Following my “philosophical” post last time about the emotions of animals, I received this story from my friend Pat over there in the US of A.   She has posted it on her own blog:  patriciaboesel.wordpress.com/tag/mourning/

 The wail came loud and long. It would not stop. Grief poured out of his mouth from deep within. Low and mournful, the wailing continued. His friend and companion had just died. The wailing could even be heard around the neighborhood. His grief overwhelmed all in attendance, at the burial site as well. Paco started to act out, something that was not common for him to do and had to be removed. His Dolly had died, suddenly, of a stroke. He couldn’t understand what had happened. He knew only that his friend was not there. 

“Paco and Dolly met each other when Paco was adopted  and came to live with Dolly and her adopted family. This happened about 6 years ago. They became the best of friends. Paco followed Dolly everywhere and often got upset when she went places without him.

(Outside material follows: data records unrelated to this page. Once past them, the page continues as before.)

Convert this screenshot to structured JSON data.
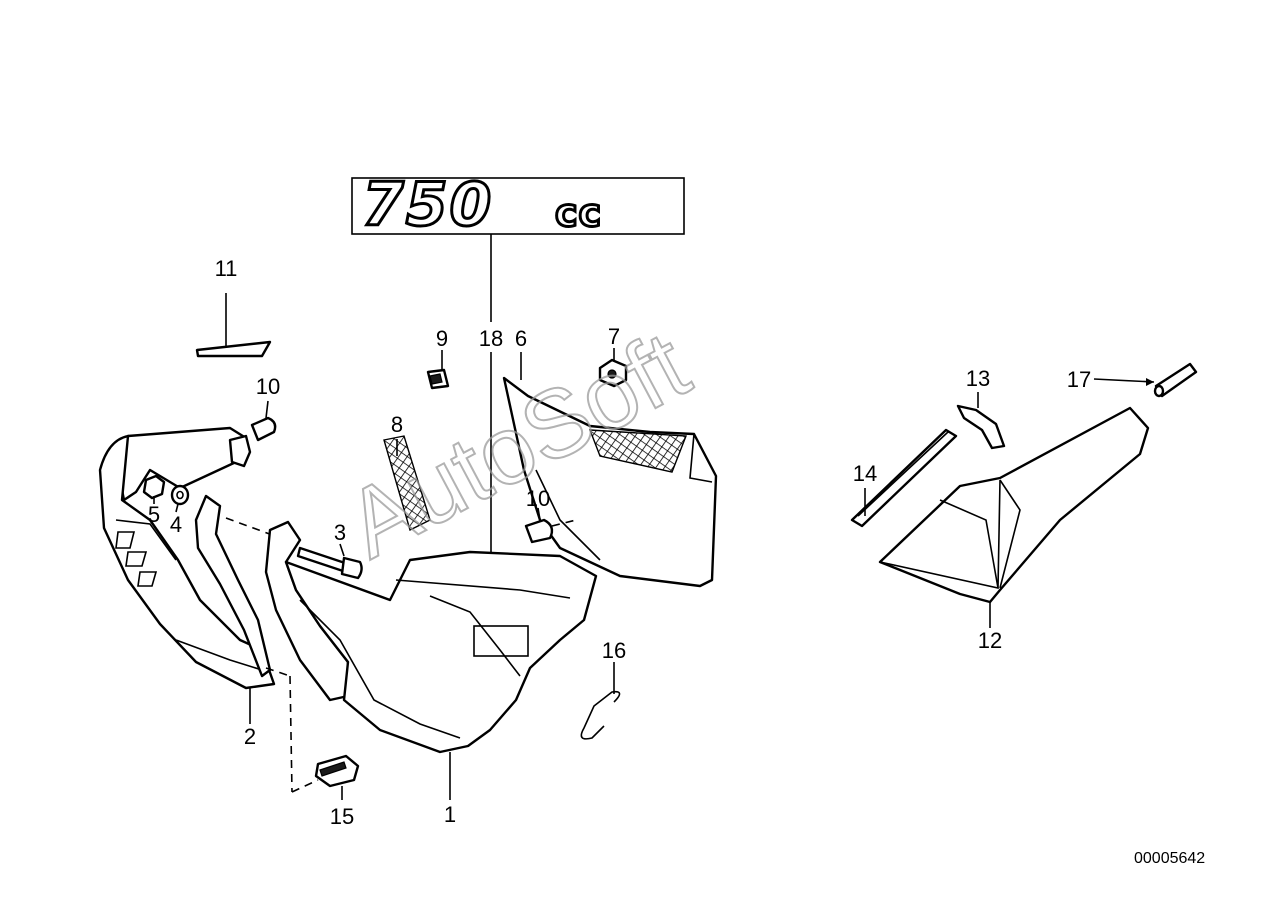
{
  "diagram": {
    "reference_number": "00005642",
    "watermark": "AutoSoft",
    "emblem_text": {
      "numeral": "750",
      "unit": "cc"
    },
    "callouts": [
      {
        "id": "1",
        "label": "1"
      },
      {
        "id": "2",
        "label": "2"
      },
      {
        "id": "3",
        "label": "3"
      },
      {
        "id": "4",
        "label": "4"
      },
      {
        "id": "5",
        "label": "5"
      },
      {
        "id": "6",
        "label": "6"
      },
      {
        "id": "7",
        "label": "7"
      },
      {
        "id": "8",
        "label": "8"
      },
      {
        "id": "9",
        "label": "9"
      },
      {
        "id": "10a",
        "label": "10"
      },
      {
        "id": "10b",
        "label": "10"
      },
      {
        "id": "11",
        "label": "11"
      },
      {
        "id": "12",
        "label": "12"
      },
      {
        "id": "13",
        "label": "13"
      },
      {
        "id": "14",
        "label": "14"
      },
      {
        "id": "15",
        "label": "15"
      },
      {
        "id": "16",
        "label": "16"
      },
      {
        "id": "17",
        "label": "17"
      },
      {
        "id": "18",
        "label": "18"
      }
    ]
  }
}
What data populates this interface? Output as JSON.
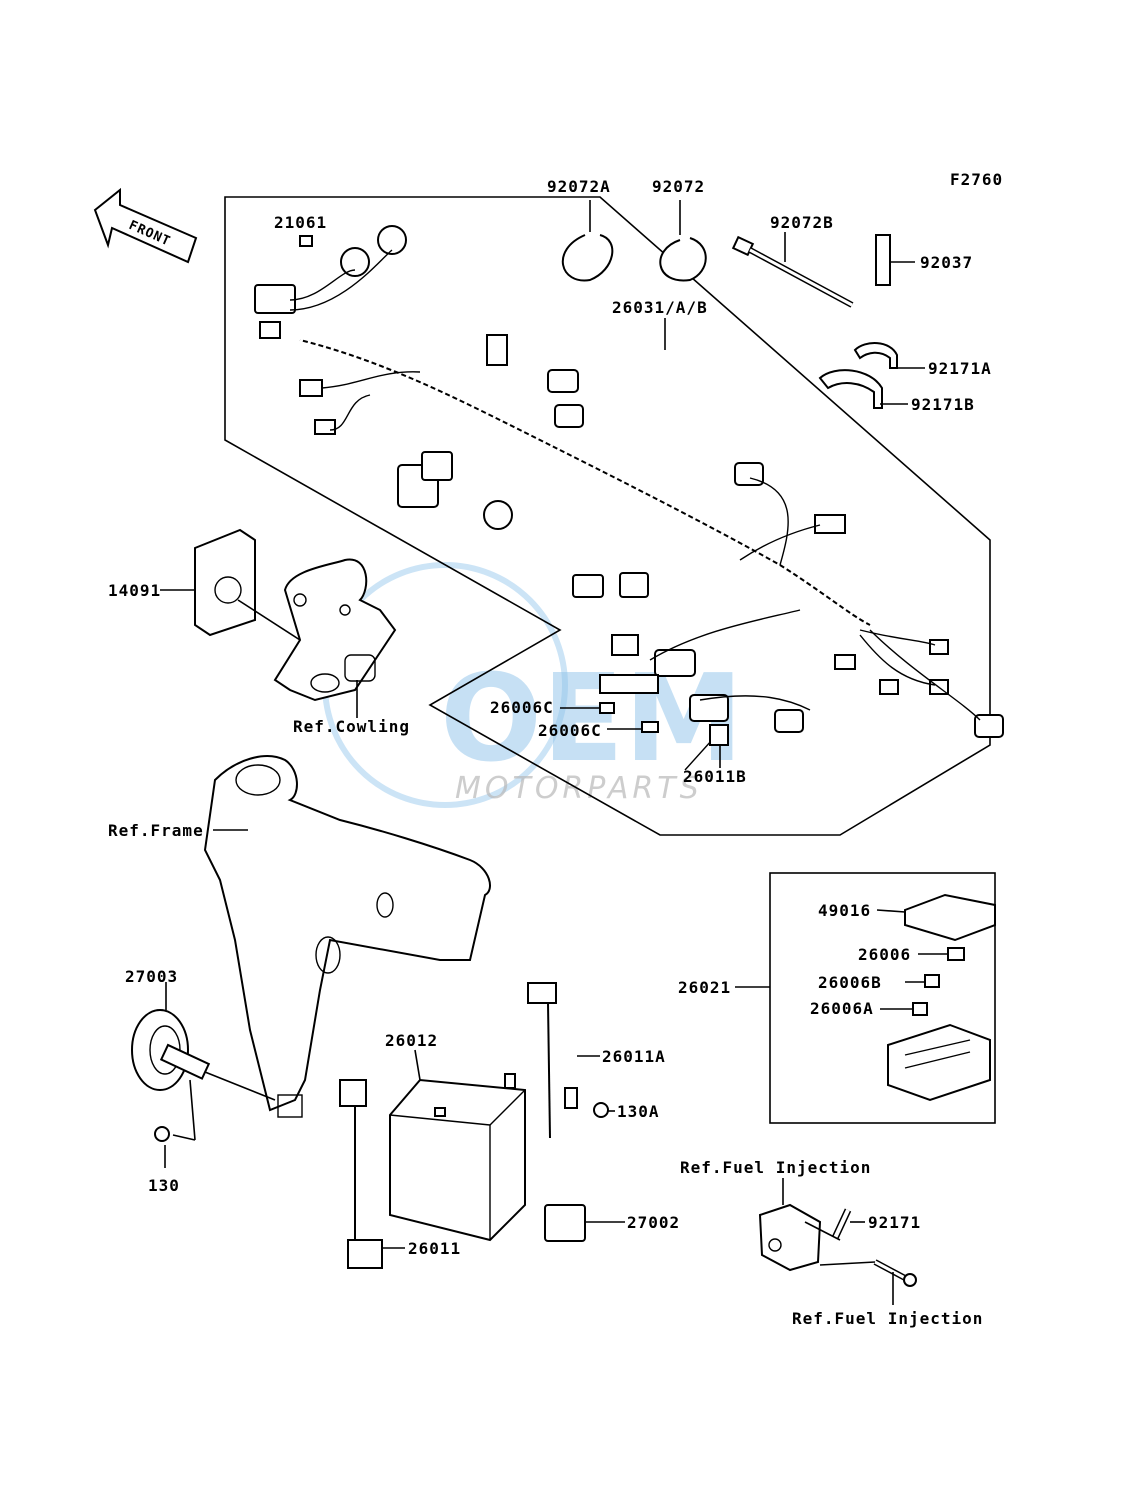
{
  "figure_code": "F2760",
  "front_arrow": {
    "label": "FRONT"
  },
  "watermark": {
    "brand": "OEM",
    "sub": "MOTORPARTS"
  },
  "labels": {
    "p92072A": "92072A",
    "p92072": "92072",
    "p92072B": "92072B",
    "p92037": "92037",
    "p21061": "21061",
    "p26031": "26031/A/B",
    "p92171A": "92171A",
    "p92171B": "92171B",
    "p14091": "14091",
    "ref_cowling": "Ref.Cowling",
    "p26006C_1": "26006C",
    "p26006C_2": "26006C",
    "p26011B": "26011B",
    "ref_frame": "Ref.Frame",
    "p49016": "49016",
    "p26006": "26006",
    "p26006B": "26006B",
    "p26006A": "26006A",
    "p26021": "26021",
    "p27003": "27003",
    "p26012": "26012",
    "p26011A": "26011A",
    "p130A": "130A",
    "p130": "130",
    "p27002": "27002",
    "p26011": "26011",
    "ref_fuel_injection_1": "Ref.Fuel Injection",
    "p92171": "92171",
    "ref_fuel_injection_2": "Ref.Fuel Injection"
  },
  "colors": {
    "ink": "#000000",
    "watermark_blue": "#8fc3ea",
    "watermark_gray": "#b9b9b9"
  }
}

“Paco was very protective of his friend, some would say overly so. The mourning continued on into the next day as well. To witness such a depth of emotion may come as a surprise to some, a source of embarrassment to others, and yet of little concern to still others. You may read about such displays in the daily news or see similar events on TV but rarely does one have the honor to be become a witness to such love.

“You see Paco is an adopted wild burro from the deserts of Nevada and Dolly is my granddaughter’s quarter horse.  Dolly had a stroke, and became paralyzed in both rear legs and was having uncontrolled seizures. There was nothing the vet could do, so she was ‘put down’. She was buried at the far side of the pasture she and Paco lived in. A short prayer was said for the sake of the children and now she is in the hands of her creator.

“We humans are charged with caring for all Gods creatures. We name them, feed them, nurture them, bath them, treat their aches and pains, groom them, and often buy them garments to wear. They ask for nothing, yet give so much pleasure and joy in return. We often call them friends as well. And yes, we too grieve at their death, but we seldom give much thought to their other animal companion’s grief. We comfort Paco as best we can and give her extra attention. She is slowly accepting her loss.

“Yet, death always demands that we take a detour on our life’s journey.  We even take this detour to help others in their detours due to death.”